Licht zijn is geluk. In het denk-beeldings-wezen liggen de denkgevaarten grauw opgestapeld in de geheugenkast. Het was in de oer-zaak. Zon-dag-doorstraalde al-tijd hevige nu-dagen, wijd wijd en levenloos dóórleven het in de hortenloos aanzwermende nu-nu's vóórtdurende, klein god gloeiend goud vonkje, teederderst al om geven in de menschen vullis, week verglommen in de late na-schijn. Egypte. Kwamen de een-dag-s-menschen, tal-rijk veeler en meer, pijn geweten in de val van tranen, in aan- en op-breng stapelden zij de versteven loggenden elk een op elk ander, simpel en oer-duidel, veel, minder, hooger en aanpuntelijk, beeldsprekend tot de al-overwaasde huiver hitten helderheid van de aangeboren dag. Zoo en minder was in Babel, was in Israël. Uit bloed-rood en goud licht doemt het Christus-beeld. En de vreemde en rare Chineezen verdachten zich uit een slecht afgewikkeld verleden door een onvolkomen nu tot een ont- en vol-wikkeld einde-lijk op geheven Zijn, en Wezen, wouden wezenloos het niet zijn te zijn. Zijn, en wéét van zijn, is eeuwig Wezen: uit de diep zinnende koppen onthoofde en verstelde zich de reëele Idee.
Toen kwam de vlucht-der-idee.

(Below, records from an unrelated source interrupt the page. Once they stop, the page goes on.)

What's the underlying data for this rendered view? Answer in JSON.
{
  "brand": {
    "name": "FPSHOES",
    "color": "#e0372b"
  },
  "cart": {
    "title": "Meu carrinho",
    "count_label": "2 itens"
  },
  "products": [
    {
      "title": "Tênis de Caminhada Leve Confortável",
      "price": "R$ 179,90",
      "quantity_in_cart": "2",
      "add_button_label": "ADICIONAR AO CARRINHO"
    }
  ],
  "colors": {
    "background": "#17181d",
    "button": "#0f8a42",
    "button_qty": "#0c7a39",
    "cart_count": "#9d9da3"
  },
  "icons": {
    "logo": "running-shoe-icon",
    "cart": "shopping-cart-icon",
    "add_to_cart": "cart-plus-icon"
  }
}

In het lichte gouden grieken land. liefende jeugd verdroomde in de aanwaak wakkerende bewust-wording, na door droomkinderen zielige bestaring van de nachtlamp - spookschijn en on-wezen-lijk - kijkt het ochtend kind in het al om verbazende, gouden aanschijn schoon denkend in de verinde ontwikkeling van het subtiele gedachten-hart. In de weerom-stuit. Licht mat wit, zilver ijzer wit wit, en de roode gedaanten, gloed glom, verstuipt strak straalde de blauwe, koepelde over de zee van licht, | |
[pagina 371]
| |
rijzende van de gestreepte vlekkenden wit kliekende huizen, uit de groene lijsting rees de Stad, gelijk en uit aan de gematigde wasem-denken van de man-geest. Het verlepte af-sterven is het einde van het verbizonderde zeer bizondere on-wezen-lijke. Lacht om Kant en Hegel. Door de benauwende domme-droomen, door de nachtmerries van de verdomde geslachten, leeft de geest door samen-hang tot één, eener en eenigst, tòt dàt zij zich vervlucht tot geest van schoonheid van besef van eigen Wezen. In het Kubisme.